The walls of the gallery were punctuated with a repeated arrangement of dolls (wrapped in brown tape and sealed in clear plastic bags), folded sheets of paper, wage packets, shoes and handfuls of dry grass. They were divided at eye level with a line of black tape. In the centre of the room, between two pillars, was an arrangement formed of a crutch and a walking aid – both bandaged, one lying across the top of the other – standing in a small heap of earth with MacLennan’s ‘life mask’ emerging from the soil. Facing this was a pair of boots perched on a clutch of eggs, topped with an object (another doll perhaps) bandaged in white fabric. A light flashed behind the boots, while a tape played the sounds of Irish pipes and helicopters on loop. A series of MacLennan’s ‘doll’ drawings were displayed in an adjacent room.

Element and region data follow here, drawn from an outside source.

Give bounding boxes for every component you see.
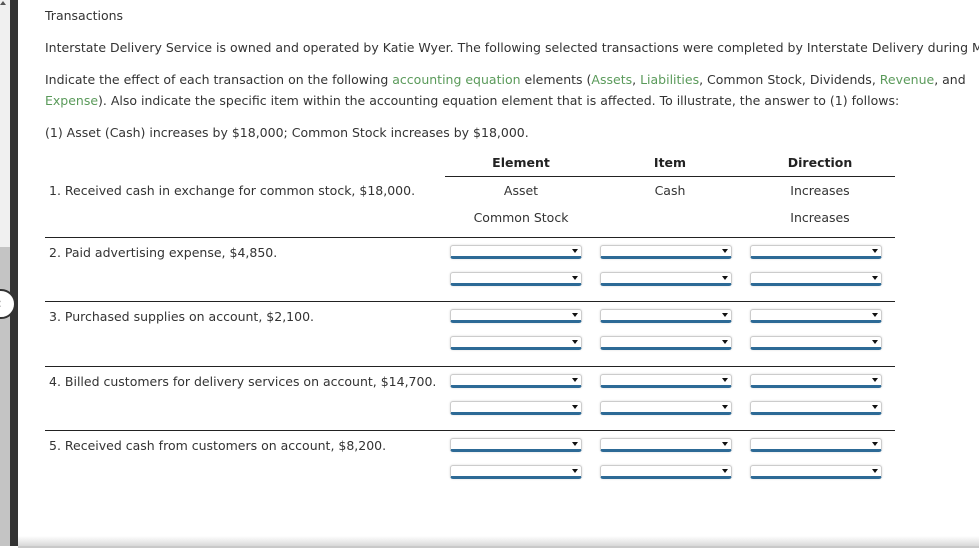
section-title: Transactions	[45, 8, 124, 23]
item-select[interactable]	[600, 438, 732, 452]
instruction-text: ). Also indicate the specific item withi…	[98, 93, 900, 108]
element-select[interactable]	[450, 309, 582, 323]
dropdown-caret-icon	[572, 249, 578, 253]
element-select[interactable]	[450, 336, 582, 350]
direction-select[interactable]	[750, 309, 882, 323]
element-select[interactable]	[450, 465, 582, 479]
dropdown-caret-icon	[572, 405, 578, 409]
row-divider	[45, 430, 895, 431]
dropdown-caret-icon	[872, 442, 878, 446]
dropdown-caret-icon	[872, 313, 878, 317]
dropdown-caret-icon	[572, 313, 578, 317]
link-liabilities[interactable]: Liabilities	[640, 72, 699, 87]
example-direction: Increases	[790, 210, 850, 225]
intro-text: Interstate Delivery Service is owned and…	[45, 40, 979, 55]
dropdown-caret-icon	[572, 442, 578, 446]
direction-select[interactable]	[750, 245, 882, 259]
dropdown-caret-icon	[872, 469, 878, 473]
dropdown-caret-icon	[572, 469, 578, 473]
direction-select[interactable]	[750, 465, 882, 479]
instruction-line-1: Indicate the effect of each transaction …	[45, 72, 966, 87]
example-element: Common Stock	[473, 210, 569, 225]
example-element: Asset	[503, 183, 539, 198]
element-select[interactable]	[450, 374, 582, 388]
item-select[interactable]	[600, 272, 732, 286]
column-header-direction: Direction	[787, 155, 853, 170]
element-select[interactable]	[450, 272, 582, 286]
instruction-text: elements (	[520, 72, 592, 87]
element-select[interactable]	[450, 438, 582, 452]
transaction-label-2: 2. Paid advertising expense, $4,850.	[49, 245, 278, 260]
row-divider	[45, 366, 895, 367]
instruction-text: , Common Stock, Dividends,	[699, 72, 880, 87]
example-answer: (1) Asset (Cash) increases by $18,000; C…	[45, 125, 529, 140]
dropdown-caret-icon	[722, 442, 728, 446]
dropdown-caret-icon	[722, 276, 728, 280]
dropdown-caret-icon	[722, 313, 728, 317]
dropdown-caret-icon	[872, 378, 878, 382]
transaction-label-3: 3. Purchased supplies on account, $2,100…	[49, 309, 314, 324]
dropdown-caret-icon	[572, 378, 578, 382]
scroll-up-arrow-icon[interactable]	[0, 1, 6, 5]
direction-select[interactable]	[750, 401, 882, 415]
dropdown-caret-icon	[722, 340, 728, 344]
dropdown-caret-icon	[722, 469, 728, 473]
left-scrollbar[interactable]	[0, 0, 10, 546]
instruction-line-2: Expense). Also indicate the specific ite…	[45, 93, 899, 108]
item-select[interactable]	[600, 309, 732, 323]
link-accounting-equation[interactable]: accounting equation	[392, 72, 520, 87]
link-assets[interactable]: Assets	[591, 72, 632, 87]
item-select[interactable]	[600, 374, 732, 388]
column-header-element: Element	[492, 155, 550, 170]
direction-select[interactable]	[750, 272, 882, 286]
row-divider	[45, 301, 895, 302]
chevron-left-icon: ‹	[0, 295, 2, 313]
dropdown-caret-icon	[572, 340, 578, 344]
element-select[interactable]	[450, 401, 582, 415]
example-direction: Increases	[790, 183, 850, 198]
item-select[interactable]	[600, 401, 732, 415]
dropdown-caret-icon	[872, 340, 878, 344]
instruction-text: , and	[934, 72, 966, 87]
instruction-text: ,	[632, 72, 641, 87]
transaction-label-1: 1. Received cash in exchange for common …	[49, 183, 416, 198]
dropdown-caret-icon	[872, 405, 878, 409]
header-rule	[445, 176, 895, 177]
direction-select[interactable]	[750, 438, 882, 452]
transaction-label-5: 5. Received cash from customers on accou…	[49, 438, 387, 453]
item-select[interactable]	[600, 465, 732, 479]
bottom-scroll-shadow	[18, 536, 979, 548]
link-revenue[interactable]: Revenue	[880, 72, 934, 87]
transaction-label-4: 4. Billed customers for delivery service…	[49, 374, 437, 389]
instruction-text: Indicate the effect of each transaction …	[45, 72, 393, 87]
dropdown-caret-icon	[572, 276, 578, 280]
dropdown-caret-icon	[722, 249, 728, 253]
sidebar-divider	[10, 0, 18, 546]
direction-select[interactable]	[750, 336, 882, 350]
example-item: Cash	[654, 183, 686, 198]
dropdown-caret-icon	[872, 276, 878, 280]
item-select[interactable]	[600, 336, 732, 350]
item-select[interactable]	[600, 245, 732, 259]
dropdown-caret-icon	[722, 378, 728, 382]
column-header-item: Item	[653, 155, 687, 170]
direction-select[interactable]	[750, 374, 882, 388]
element-select[interactable]	[450, 245, 582, 259]
dropdown-caret-icon	[872, 249, 878, 253]
row-divider	[45, 237, 895, 238]
dropdown-caret-icon	[722, 405, 728, 409]
link-expense[interactable]: Expense	[45, 93, 98, 108]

MacLennan produced a text to accompany the installation, formed of two quotes from a previous interview in High Performance Magazine, 1984. The quotes read as follows:

‘The human world we’re constructed is a direct reflection of how and what we think. If we split our thinking we split our world. We’ve split our world. Many have lost touch with their feeling and are alienated from ‘self’ and ‘other’. We short-circuit meaning and chase effects without discerning precipitating cause. We study aesthetics and ignore ethics. Real art fuses both. A primary function of art is to bridge our spiritual and physical worlds. Through crass materialism we’ve reduced art to cultural real estate. Actual creativity can be neither bought nor sold, though its husks, shells and skins often are. Performance art especially can convey physical/metaphysical ‘link systems’ without over-reliance on physical residue with its attendant marketplace hustling, jockeying and squabbling. Art, after all, is skill in action where skill is the resolution of conflict (within and without the self). To heal is to make whole.’

‘Life simply IS. It is neither intrinsically beautiful nor ugly. These are human terms used to indicate our physical and psychological predispositions to like and dislike within it. Usually we associate beauty with learned or inherited aesthetic ‘sets’, and ugliness with what doesn’t fit. There IS the beauty of actuality, with attendant joys and sorrows, horrors, disasters, aspirations and wonders, etc., we experience in everyday life. My work provides metaphors of hurt and healing brought about by conflicts between humanity’s ill-conceived ideals and this actuality we find ourselves in. Art and, for me, beauty, resides in the resolution of inner and outer conflicts.’